This post is a repost of a blog entry from 30th August 2015 on Kerbal Space Program forum (soon to be defunct).
The encasing is a 6 mm plywood box with ~15 mm wood lists that I screw
the modules to. It was a bit tight to frame the keyboard with plywood so
i had to use 4 mm acrylic glass there instead. In the back I mounted a
USB hub and a PS2 to USB converter for the keyboard. The "main" computer
is a small Arduino Pro Micro located to the right of the blue USB cable
that connects it to the USB hub.
The backplane bus is the heard of the whole console. It distributes 5
volt power and the I2C communication bus to all modules mounted in the
encasing. I've used two strips of veroboard with long copper strips to
build it and it consist only of a bunch of connector pins and two 4.7
kohm pull up resistors for the bus. I also added a totally meaningless
red miniature LED that indicates when the power strips are correctly
connected and powered.
A closer look at the "mainframe" and the networking fabric.
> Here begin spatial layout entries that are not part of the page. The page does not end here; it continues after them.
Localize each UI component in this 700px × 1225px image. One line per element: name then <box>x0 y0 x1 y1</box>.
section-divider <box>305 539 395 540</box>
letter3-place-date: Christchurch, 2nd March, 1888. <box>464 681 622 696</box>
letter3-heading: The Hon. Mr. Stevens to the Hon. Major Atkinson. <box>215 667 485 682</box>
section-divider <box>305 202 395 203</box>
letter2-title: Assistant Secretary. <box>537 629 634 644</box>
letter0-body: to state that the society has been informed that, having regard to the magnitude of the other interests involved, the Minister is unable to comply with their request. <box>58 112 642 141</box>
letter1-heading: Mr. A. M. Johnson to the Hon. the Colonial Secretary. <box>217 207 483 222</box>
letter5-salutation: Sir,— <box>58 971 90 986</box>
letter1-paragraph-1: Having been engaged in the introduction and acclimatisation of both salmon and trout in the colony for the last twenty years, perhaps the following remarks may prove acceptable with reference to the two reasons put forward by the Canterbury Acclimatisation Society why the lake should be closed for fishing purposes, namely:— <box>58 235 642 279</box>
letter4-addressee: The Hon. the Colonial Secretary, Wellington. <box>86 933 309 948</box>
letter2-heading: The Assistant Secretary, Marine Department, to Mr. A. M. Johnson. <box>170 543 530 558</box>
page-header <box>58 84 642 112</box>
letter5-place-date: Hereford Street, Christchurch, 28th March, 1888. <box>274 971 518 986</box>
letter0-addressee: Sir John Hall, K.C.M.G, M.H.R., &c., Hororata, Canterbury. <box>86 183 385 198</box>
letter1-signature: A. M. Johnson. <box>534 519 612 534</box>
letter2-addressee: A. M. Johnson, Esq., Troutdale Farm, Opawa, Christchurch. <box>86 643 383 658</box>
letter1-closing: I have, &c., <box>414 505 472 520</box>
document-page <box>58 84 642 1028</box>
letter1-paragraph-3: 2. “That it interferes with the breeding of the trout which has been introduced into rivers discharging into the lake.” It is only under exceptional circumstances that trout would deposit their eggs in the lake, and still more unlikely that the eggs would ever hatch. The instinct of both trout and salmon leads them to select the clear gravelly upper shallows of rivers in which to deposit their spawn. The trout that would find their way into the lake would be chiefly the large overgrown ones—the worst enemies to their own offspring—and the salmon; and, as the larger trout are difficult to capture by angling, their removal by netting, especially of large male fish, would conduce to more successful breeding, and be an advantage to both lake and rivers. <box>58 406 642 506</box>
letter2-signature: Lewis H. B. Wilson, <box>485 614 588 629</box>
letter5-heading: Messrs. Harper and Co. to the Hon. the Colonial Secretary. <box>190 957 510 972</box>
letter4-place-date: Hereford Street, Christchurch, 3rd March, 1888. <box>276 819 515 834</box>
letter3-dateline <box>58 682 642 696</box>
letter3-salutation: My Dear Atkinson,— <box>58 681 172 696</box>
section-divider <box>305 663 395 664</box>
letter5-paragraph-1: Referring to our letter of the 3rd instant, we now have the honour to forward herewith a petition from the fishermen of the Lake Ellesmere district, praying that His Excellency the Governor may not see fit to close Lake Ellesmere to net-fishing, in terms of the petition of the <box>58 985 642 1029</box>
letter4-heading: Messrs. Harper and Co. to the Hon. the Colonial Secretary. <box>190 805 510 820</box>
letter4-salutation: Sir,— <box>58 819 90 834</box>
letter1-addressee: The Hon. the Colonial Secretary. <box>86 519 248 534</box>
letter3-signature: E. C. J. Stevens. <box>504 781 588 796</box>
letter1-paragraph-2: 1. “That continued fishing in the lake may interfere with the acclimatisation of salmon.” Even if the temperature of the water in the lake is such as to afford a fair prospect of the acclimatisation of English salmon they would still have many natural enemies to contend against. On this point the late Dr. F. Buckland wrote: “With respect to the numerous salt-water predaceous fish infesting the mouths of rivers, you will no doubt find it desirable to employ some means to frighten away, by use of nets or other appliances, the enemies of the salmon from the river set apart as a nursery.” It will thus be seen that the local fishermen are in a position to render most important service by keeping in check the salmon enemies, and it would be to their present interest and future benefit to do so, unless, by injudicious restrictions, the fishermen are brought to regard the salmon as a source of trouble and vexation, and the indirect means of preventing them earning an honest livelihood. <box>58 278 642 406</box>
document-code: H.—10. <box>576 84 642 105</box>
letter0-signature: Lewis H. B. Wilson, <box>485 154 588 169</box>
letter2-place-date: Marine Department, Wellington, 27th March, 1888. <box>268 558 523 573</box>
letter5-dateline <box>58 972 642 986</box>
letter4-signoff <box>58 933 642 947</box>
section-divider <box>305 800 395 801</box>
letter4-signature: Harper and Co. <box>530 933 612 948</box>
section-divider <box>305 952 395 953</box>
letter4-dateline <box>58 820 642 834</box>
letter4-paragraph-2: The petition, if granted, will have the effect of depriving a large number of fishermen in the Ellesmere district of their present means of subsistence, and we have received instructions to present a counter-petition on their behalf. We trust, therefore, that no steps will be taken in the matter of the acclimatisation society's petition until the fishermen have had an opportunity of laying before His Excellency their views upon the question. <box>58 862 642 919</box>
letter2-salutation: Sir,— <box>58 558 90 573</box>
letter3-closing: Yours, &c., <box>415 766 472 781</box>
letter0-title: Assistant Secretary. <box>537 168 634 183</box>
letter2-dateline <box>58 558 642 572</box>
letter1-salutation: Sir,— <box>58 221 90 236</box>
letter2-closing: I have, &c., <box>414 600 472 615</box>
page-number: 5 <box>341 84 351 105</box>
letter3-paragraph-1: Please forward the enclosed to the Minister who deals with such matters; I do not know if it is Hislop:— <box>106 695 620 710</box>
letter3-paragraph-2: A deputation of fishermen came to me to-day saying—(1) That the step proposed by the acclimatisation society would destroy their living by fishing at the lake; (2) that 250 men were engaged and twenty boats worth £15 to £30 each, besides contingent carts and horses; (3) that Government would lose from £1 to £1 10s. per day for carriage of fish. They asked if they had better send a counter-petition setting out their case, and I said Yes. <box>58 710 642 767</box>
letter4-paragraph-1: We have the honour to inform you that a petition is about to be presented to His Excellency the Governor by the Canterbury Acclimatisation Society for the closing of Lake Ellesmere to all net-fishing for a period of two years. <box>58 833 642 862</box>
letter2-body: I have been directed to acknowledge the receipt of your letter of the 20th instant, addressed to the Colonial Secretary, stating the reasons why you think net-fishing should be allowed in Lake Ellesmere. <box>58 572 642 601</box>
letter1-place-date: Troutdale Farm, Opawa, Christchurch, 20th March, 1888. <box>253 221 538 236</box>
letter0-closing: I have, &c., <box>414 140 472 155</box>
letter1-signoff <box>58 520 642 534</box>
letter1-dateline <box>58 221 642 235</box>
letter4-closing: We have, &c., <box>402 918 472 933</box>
It also shows the connection to the bus extension to the left.
There is plenty of room for the long keyboard cable under the keyboard.
The keyboard isn't attached in any way into the box other than by a very
snug fit. I actually have to remove parts of the panels to get at good
grip to yank it out agan once it's in place.
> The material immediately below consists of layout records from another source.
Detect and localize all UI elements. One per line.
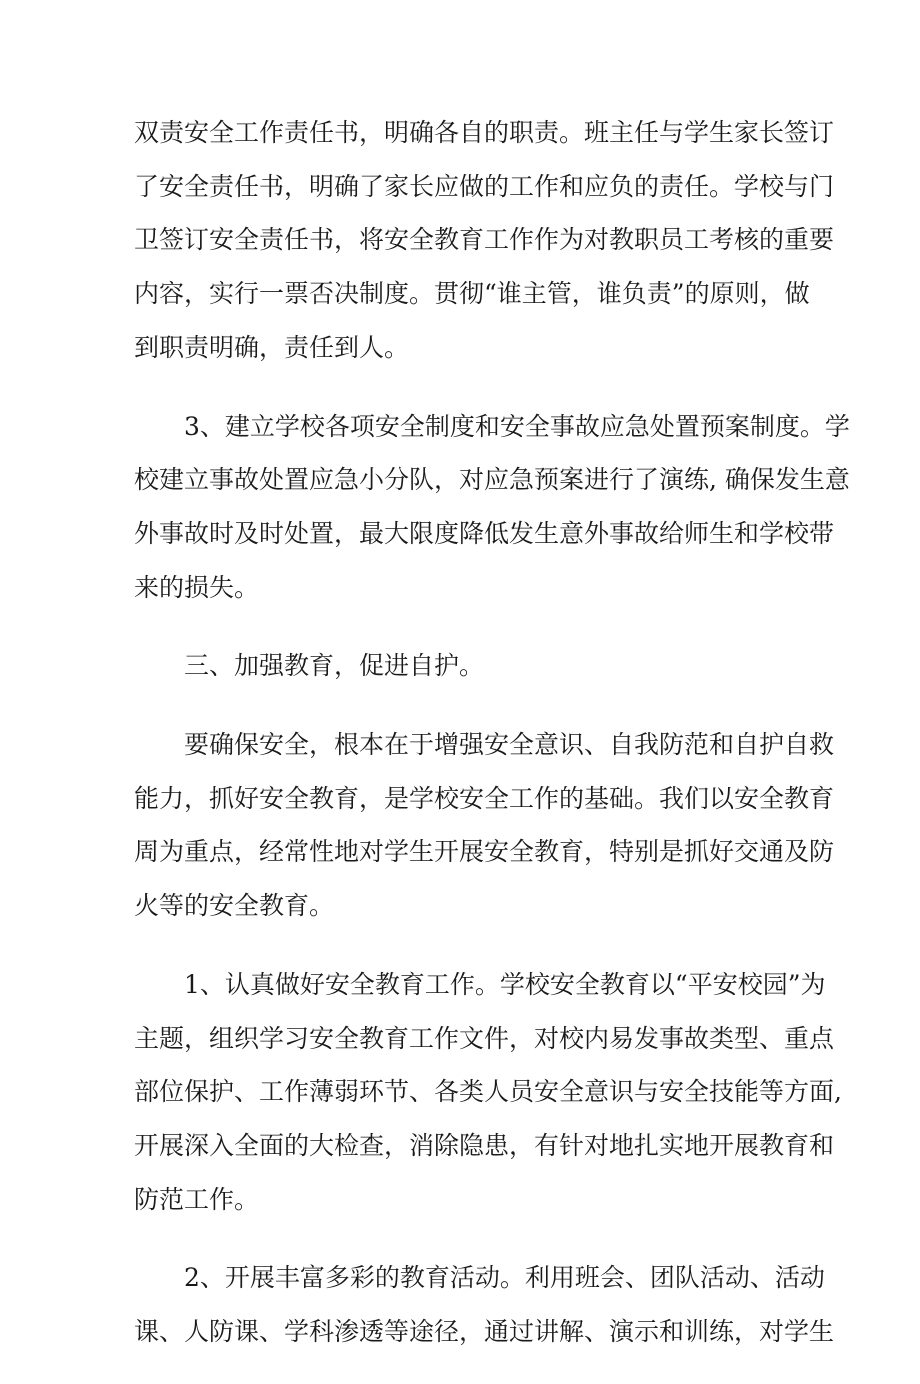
paragraph-4 [134, 958, 842, 1227]
document-body [134, 106, 850, 1384]
paragraph-2 [134, 400, 850, 615]
text-line: 3、建立学校各项安全制度和安全事故应急处置预案制度。学 [184, 411, 850, 441]
text-line: 课、人防课、学科渗透等途径，通过讲解、演示和训练，对学生 [134, 1317, 835, 1347]
text-line: 部位保护、工作薄弱环节、各类人员安全意识与安全技能等方面, [134, 1077, 842, 1107]
text-line: 卫签订安全责任书，将安全教育工作作为对教职员工考核的重要 [134, 225, 835, 255]
text-line: 2、开展丰富多彩的教育活动。利用班会、团队活动、活动 [184, 1263, 825, 1293]
text-line: 来的损失。 [134, 572, 260, 602]
text-line: 周为重点，经常性地对学生开展安全教育，特别是抓好交通及防 [134, 837, 835, 867]
text-line: 外事故时及时处置，最大限度降低发生意外事故给师生和学校带 [134, 518, 835, 548]
paragraph-1 [134, 106, 835, 375]
text-line: 主题，组织学习安全教育工作文件，对校内易发事故类型、重点 [134, 1023, 835, 1053]
text-line: 防范工作。 [134, 1184, 260, 1214]
text-line: 到职责明确，责任到人。 [134, 332, 410, 362]
text-line: 双责安全工作责任书，明确各自的职责。班主任与学生家长签订 [134, 118, 835, 147]
text-line: 了安全责任书，明确了家长应做的工作和应负的责任。学校与门 [134, 171, 835, 201]
text-line: 1、认真做好安全教育工作。学校安全教育以“平安校园”为 [184, 969, 826, 999]
text-line: 内容，实行一票否决制度。贯彻“谁主管，谁负责”的原则，做 [134, 279, 810, 309]
text-line: 要确保安全，根本在于增强安全意识、自我防范和自护自救 [184, 730, 835, 760]
text-line: 火等的安全教育。 [134, 891, 335, 921]
text-line: 校建立事故处置应急小分队，对应急预案进行了演练, 确保发生意 [134, 465, 850, 495]
paragraph-3 [134, 718, 835, 933]
text-line: 三、加强教育，促进自护。 [184, 651, 485, 681]
section-heading [134, 639, 796, 693]
text-line: 能力，抓好安全教育，是学校安全工作的基础。我们以安全教育 [134, 783, 835, 813]
text-line: 开展深入全面的大检查，消除隐患，有针对地扎实地开展教育和 [134, 1130, 835, 1160]
paragraph-5 [134, 1251, 835, 1358]
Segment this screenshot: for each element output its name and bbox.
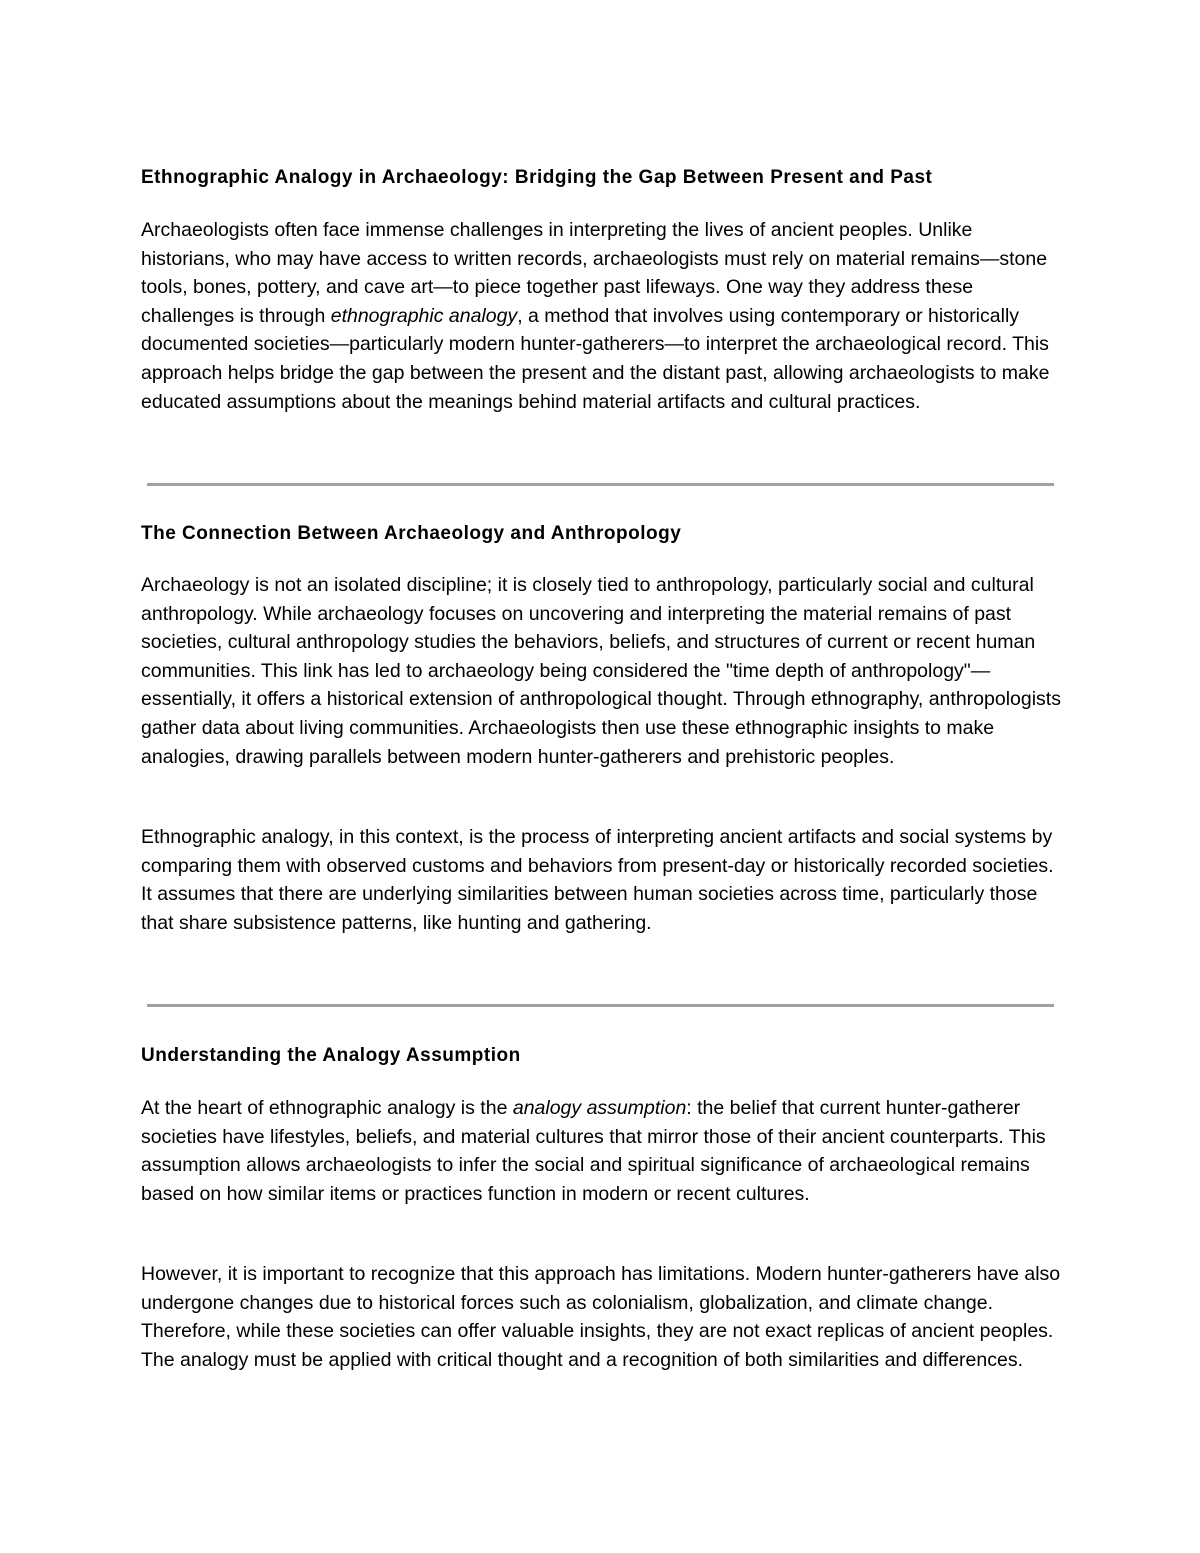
section-heading-archaeology-anthropology: The Connection Between Archaeology and Anthropology	[141, 523, 682, 544]
section-heading-ethnographic-analogy: Ethnographic Analogy in Archaeology: Bridging the Gap Between Present and Past	[141, 167, 933, 188]
intro-paragraph-text-end: , a method that involves using contemporary or historically documented societies—particularly modern hunter-gatherers—to interpret the archaeological record. This approach helps bridge the gap between the present and the distant past, allowing archaeologists to make educated assumptions about the meanings behind material artifacts and cultural practices.	[141, 304, 1050, 413]
analogy-assumption-text-start: At the heart of ethnographic analogy is the	[141, 1097, 513, 1119]
analogy-assumption-emphasis: analogy assumption	[512, 1097, 687, 1119]
section-heading-analogy-assumption: Understanding the Analogy Assumption	[141, 1045, 521, 1066]
limitations-paragraph: However, it is important to recognize that this approach has limitations. Modern hunter-gatherers have also undergone changes due to historical forces such as colonialism, globalization, and climate change. Therefore, while these societies can offer valuable insights, they are not exact replicas of ancient peoples. The analogy must be applied with critical thought and a recognition of both similarities and differences.	[141, 1263, 1061, 1371]
intro-paragraph-text-start: Archaeologists often face immense challenges in interpreting the lives of ancient peoples. Unlike historians, who may have access to written records, archaeologists must rely on material remains—stone tools, bones, pottery, and cave art—to piece together past lifeways. One way they address these challenges is through	[141, 219, 1048, 327]
section-divider-2	[147, 1004, 1054, 1007]
analogy-assumption-text-end: : the belief that current hunter-gatherer societies have lifestyles, beliefs, and material cultures that mirror those of their ancient counterparts. This assumption allows archaeologists to infer the social and spiritual significance of archaeological remains based on how similar items or practices function in modern or recent cultures.	[141, 1097, 1046, 1205]
intro-paragraph	[141, 216, 1061, 416]
intro-paragraph-emphasis: ethnographic analogy	[330, 304, 518, 327]
archaeology-anthropology-paragraph: Archaeology is not an isolated discipline; it is closely tied to anthropology, particularly social and cultural anthropology. While archaeology focuses on uncovering and interpreting the material remains of past societies, cultural anthropology studies the behaviors, beliefs, and structures of current or recent human communities. This link has led to archaeology being considered the "time depth of anthropology"—essentially, it offers a historical extension of anthropological thought. Through ethnography, anthropologists gather data about living communities. Archaeologists then use these ethnographic insights to make analogies, drawing parallels between modern hunter-gatherers and prehistoric peoples.	[141, 574, 1061, 768]
analogy-assumption-paragraph	[141, 1094, 1061, 1208]
section-divider-1	[147, 483, 1054, 486]
ethnographic-context-paragraph: Ethnographic analogy, in this context, is the process of interpreting ancient artifacts and social systems by comparing them with observed customs and behaviors from present-day or historically recorded societies. It assumes that there are underlying similarities between human societies across time, particularly those that share subsistence patterns, like hunting and gathering.	[141, 826, 1054, 934]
The enclosure takes 9 modules (size 100x150 mm). All modules can (or
should be) placed anywhere. There is an exception as the display module
is the only module that follows the original design spec to the limit.
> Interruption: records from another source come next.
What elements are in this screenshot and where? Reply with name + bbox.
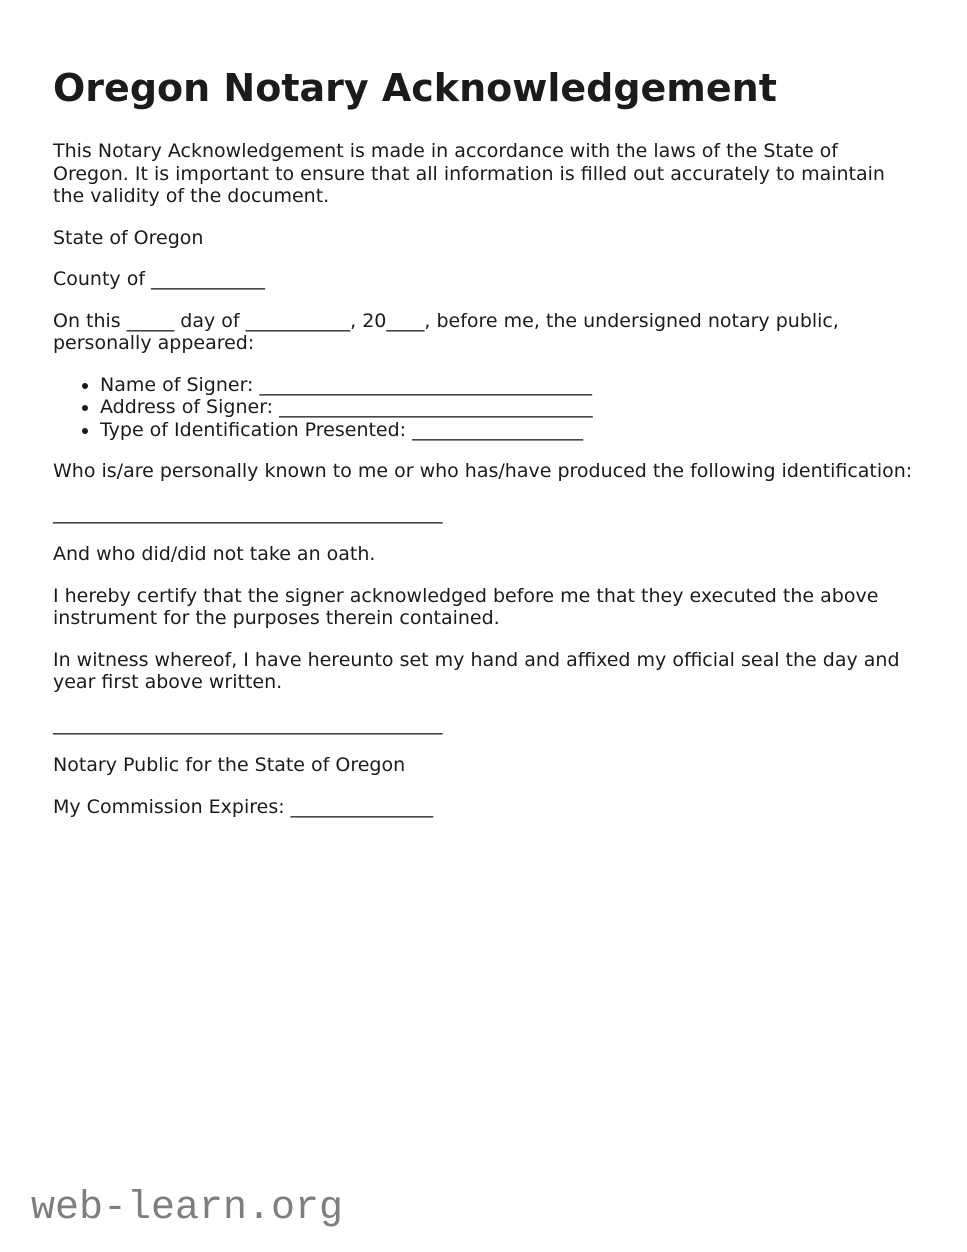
state-line: State of Oregon <box>53 226 204 249</box>
page-title: Oregon Notary Acknowledgement <box>53 66 777 110</box>
notary-title-line: Notary Public for the State of Oregon <box>53 754 406 776</box>
signer-details-list <box>53 374 914 442</box>
notary-signature-blank-line: _________________________________________ <box>53 712 443 735</box>
identification-blank-line: _________________________________________ <box>53 501 443 524</box>
list-item-signer-address: • Address of Signer: _________________________________ <box>100 396 914 419</box>
county-line: County of ____________ <box>53 268 266 290</box>
notary-acknowledgement-form <box>53 0 914 837</box>
date-line: On this _____ day of ___________, 20____, before me, the undersigned notary public, personally appeared: <box>53 309 839 354</box>
identification-line: Who is/are personally known to me or who has/have produced the following identification: <box>53 460 913 482</box>
commission-expires-line: My Commission Expires: _______________ <box>53 795 434 818</box>
witness-paragraph: In witness whereof, I have hereunto set my hand and affixed my official seal the day and year first above written. <box>53 648 900 693</box>
watermark: web-learn.org <box>31 1186 344 1231</box>
list-item-signer-name: • Name of Signer: ___________________________________ <box>100 374 914 397</box>
intro-paragraph: This Notary Acknowledgement is made in accordance with the laws of the State of Oregon. It is important to ensure that all information is filled out accurately to maintain the validity of the document. <box>53 140 885 207</box>
list-item-identification-type: • Type of Identification Presented: __________________ <box>100 419 914 442</box>
oath-line: And who did/did not take an oath. <box>53 543 376 565</box>
certify-paragraph: I hereby certify that the signer acknowledged before me that they executed the above instrument for the purposes therein contained. <box>53 584 879 629</box>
My specs was that there would be at least 10 mm clearance from all edges
of the module front. The wooden lists I use was 15 mm and it worked
well for all other modules as they had a little extra margin, but the
display module did not. That is the reason I had to remove some of the
wood where the display module is to be mounted.
Finally a little peek into the box when all modules are connected. I shot this just before popping the last one in place.